As far as ride and handling.
I have two updates to what I noted above.
1) During heel/toe downshifts my right knee was hitting the key fob not the column. Opps
2) I thought the accelerator peddle should be raised a bit however now that I've passed the 200 mile break-in of the brakes and I've applied some serious brake pressure I find everything is right were it should be. The 4 pot Brembos are sweet. I can't wait to get this thing to Sebring, hopefully January, and see how everything really works.



16hr Day said:


> OK, but what happens when the V's sales slow down and they offer 1.9 financing and $3,000 cash back? I hope they don't, but that was my fear at the time. Enjoy the V, it is a sweet car :thumbup:


Only time will tell. Deals can be made today. I paid about 2600 off MSRP. I fully expect to take a beating when I trade it for the LS2 500hp version. Coming soon?



gojira-san said:


> Nice looking car - I really like that color! The only ones I've seen have been black so it is nice to see some other color. :thumbup: Hopefully not since it is supposed to be a limited production version. I saw that with my Chevy Avalanche - used prices dropped like a rock because Chevy did/does so many incentives on 'em. The Chevy dealer gave me the lowest trade-in price too... told me he couldn't compete with the new car side of the house.  I think Caddy will do a better job there since they are trying to improve the marque.
> 
> Best of luck with the V - it is a really nice car!

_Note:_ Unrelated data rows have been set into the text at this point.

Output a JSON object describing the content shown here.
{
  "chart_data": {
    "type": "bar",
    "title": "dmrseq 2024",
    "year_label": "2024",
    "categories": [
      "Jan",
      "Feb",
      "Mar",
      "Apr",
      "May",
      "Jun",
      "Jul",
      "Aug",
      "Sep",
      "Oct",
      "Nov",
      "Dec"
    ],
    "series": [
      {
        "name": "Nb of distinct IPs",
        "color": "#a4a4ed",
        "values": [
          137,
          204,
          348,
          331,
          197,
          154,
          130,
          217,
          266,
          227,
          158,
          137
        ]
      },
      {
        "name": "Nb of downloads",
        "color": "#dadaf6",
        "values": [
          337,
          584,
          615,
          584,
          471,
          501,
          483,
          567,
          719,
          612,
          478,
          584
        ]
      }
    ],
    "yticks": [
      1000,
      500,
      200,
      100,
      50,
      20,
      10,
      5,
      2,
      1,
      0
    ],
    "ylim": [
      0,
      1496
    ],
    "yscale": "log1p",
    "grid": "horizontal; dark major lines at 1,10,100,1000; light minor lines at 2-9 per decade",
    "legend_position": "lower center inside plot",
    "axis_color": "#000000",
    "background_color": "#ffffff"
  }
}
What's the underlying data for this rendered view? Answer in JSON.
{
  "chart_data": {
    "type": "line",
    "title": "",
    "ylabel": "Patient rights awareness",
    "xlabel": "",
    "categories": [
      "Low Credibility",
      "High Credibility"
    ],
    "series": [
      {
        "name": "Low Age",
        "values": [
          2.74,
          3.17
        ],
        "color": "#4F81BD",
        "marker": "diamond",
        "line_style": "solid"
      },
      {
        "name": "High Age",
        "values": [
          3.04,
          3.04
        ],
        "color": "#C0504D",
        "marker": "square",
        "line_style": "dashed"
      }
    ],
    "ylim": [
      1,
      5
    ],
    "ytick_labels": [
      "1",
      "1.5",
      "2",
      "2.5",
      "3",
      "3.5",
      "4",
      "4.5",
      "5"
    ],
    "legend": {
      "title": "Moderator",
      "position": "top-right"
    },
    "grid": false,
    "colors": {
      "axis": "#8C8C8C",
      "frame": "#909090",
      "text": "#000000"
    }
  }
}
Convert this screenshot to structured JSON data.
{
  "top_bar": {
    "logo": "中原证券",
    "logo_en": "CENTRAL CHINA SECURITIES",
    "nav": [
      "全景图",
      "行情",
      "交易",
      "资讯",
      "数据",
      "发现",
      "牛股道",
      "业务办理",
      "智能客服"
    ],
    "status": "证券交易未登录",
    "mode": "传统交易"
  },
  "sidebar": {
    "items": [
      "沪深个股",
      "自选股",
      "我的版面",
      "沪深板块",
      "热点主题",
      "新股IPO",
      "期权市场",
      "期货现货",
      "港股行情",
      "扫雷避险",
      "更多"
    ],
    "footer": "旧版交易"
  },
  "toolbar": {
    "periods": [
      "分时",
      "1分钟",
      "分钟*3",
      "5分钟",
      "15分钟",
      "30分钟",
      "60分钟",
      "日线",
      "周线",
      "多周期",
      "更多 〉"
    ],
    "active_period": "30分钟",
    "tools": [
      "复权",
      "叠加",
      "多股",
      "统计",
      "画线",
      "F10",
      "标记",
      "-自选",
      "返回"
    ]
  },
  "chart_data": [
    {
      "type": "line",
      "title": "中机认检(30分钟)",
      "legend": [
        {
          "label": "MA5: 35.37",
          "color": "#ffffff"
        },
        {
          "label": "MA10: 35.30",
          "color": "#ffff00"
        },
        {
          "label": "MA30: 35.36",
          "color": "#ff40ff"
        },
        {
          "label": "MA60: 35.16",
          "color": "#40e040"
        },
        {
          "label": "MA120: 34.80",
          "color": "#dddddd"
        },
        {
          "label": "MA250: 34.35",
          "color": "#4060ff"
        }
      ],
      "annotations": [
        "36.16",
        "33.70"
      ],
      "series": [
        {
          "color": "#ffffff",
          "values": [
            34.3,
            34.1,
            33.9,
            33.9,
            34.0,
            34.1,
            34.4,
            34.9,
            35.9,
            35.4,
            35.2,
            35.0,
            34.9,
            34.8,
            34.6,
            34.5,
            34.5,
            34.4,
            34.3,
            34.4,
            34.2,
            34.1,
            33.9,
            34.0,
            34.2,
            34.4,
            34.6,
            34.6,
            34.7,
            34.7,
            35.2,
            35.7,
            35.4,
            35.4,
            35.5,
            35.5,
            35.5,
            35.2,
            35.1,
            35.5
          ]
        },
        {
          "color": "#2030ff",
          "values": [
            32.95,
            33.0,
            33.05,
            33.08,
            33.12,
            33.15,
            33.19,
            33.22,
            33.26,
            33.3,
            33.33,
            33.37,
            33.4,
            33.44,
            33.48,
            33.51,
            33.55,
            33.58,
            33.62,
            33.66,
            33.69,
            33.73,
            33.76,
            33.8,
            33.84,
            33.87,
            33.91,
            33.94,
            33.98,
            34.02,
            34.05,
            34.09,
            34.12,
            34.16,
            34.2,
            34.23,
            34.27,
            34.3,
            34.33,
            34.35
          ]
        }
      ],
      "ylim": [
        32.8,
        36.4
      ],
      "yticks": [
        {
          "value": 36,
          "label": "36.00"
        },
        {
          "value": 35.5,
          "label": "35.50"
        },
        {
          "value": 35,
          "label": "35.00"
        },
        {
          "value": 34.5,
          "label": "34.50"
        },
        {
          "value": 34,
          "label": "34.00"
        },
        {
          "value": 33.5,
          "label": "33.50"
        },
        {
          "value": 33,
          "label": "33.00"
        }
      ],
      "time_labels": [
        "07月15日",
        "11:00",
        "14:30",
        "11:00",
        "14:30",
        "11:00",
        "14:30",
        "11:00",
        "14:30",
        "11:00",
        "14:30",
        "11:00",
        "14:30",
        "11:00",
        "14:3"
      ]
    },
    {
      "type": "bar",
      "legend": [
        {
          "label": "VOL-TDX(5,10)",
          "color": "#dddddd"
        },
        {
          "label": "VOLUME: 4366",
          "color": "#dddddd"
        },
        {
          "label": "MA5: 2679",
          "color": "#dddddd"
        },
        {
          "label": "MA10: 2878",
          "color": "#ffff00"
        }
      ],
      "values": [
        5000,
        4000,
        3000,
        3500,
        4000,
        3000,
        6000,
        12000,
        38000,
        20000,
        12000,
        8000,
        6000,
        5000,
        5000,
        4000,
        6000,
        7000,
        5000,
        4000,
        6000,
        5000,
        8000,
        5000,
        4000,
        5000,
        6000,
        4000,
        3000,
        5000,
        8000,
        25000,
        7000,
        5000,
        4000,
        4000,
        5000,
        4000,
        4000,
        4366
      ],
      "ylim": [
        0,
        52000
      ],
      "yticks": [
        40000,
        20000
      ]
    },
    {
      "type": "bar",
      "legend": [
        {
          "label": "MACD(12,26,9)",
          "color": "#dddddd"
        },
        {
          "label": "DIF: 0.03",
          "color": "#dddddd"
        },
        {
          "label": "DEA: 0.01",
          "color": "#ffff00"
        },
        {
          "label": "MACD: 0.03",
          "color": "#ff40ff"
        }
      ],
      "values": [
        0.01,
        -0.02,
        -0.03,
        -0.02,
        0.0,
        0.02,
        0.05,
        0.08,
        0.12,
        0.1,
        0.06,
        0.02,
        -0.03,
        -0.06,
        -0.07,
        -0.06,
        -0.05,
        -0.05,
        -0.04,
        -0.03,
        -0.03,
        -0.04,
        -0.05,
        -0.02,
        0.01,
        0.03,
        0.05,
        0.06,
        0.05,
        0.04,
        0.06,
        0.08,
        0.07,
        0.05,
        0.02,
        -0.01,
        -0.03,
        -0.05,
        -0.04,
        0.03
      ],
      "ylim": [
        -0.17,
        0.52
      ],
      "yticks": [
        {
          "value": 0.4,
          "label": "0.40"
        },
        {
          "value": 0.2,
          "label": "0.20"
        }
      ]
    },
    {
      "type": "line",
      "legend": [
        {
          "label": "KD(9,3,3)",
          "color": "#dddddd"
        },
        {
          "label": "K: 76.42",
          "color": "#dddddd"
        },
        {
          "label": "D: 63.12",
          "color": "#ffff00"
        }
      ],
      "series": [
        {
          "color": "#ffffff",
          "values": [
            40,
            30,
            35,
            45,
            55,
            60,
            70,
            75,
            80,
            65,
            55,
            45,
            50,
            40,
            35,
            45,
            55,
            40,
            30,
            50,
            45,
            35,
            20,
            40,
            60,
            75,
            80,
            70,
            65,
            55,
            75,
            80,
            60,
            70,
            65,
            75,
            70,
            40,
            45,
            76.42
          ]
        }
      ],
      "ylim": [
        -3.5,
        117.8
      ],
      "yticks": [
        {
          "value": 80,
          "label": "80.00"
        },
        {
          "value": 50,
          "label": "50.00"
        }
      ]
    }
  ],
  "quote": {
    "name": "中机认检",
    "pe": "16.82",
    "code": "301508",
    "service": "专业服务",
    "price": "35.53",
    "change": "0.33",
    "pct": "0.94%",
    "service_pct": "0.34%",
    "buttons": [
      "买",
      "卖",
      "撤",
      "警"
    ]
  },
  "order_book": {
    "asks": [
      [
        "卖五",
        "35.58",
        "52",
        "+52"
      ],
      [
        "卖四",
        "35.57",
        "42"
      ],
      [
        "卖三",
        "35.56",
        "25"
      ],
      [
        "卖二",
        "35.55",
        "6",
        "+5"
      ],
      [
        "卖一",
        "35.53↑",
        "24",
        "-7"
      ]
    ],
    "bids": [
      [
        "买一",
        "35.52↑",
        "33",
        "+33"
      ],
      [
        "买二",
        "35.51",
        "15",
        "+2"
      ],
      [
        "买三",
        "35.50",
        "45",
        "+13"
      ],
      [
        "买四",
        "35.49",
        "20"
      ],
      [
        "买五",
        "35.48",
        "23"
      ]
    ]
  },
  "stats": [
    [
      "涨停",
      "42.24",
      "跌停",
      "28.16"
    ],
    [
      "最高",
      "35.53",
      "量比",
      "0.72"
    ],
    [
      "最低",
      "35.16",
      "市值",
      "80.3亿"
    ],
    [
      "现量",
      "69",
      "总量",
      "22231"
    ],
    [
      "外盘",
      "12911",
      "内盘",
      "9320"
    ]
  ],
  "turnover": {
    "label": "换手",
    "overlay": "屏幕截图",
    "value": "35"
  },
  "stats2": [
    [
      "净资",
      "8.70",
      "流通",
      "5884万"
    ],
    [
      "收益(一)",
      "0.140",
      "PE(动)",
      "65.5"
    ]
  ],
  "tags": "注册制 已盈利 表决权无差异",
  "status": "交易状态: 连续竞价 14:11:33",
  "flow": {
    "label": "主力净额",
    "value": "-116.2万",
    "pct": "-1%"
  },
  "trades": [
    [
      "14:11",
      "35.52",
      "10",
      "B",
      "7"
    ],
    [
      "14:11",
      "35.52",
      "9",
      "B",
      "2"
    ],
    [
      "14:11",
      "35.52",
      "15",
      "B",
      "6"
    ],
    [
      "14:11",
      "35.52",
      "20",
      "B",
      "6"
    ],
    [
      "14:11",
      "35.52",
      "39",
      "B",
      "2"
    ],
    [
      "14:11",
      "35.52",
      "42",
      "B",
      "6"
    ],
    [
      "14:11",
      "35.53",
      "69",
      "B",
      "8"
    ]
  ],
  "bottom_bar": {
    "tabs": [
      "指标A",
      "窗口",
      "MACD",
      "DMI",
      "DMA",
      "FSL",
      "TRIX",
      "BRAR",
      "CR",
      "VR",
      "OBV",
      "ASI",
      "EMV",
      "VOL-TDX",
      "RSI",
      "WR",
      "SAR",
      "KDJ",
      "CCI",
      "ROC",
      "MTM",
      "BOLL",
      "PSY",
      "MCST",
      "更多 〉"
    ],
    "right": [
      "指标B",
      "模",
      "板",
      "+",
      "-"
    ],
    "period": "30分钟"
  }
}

Thanks. The thing is growing on me more and more every mile.


----------



## Jim in Oregon (Dec 23, 2001)

Great car....congrats. I've seen a few at the track and they do fine. Lots of power on tap. Have fun with the new "toy".



BB330i said:


> I drove my '03 M3 into the local Caddy dealer last week to have a look at a CTS-V and wound up taking one home.
> 
> First off, it is not an M3. The only things I find in common are price, driveline slop and giggles.
> 
> ...


----------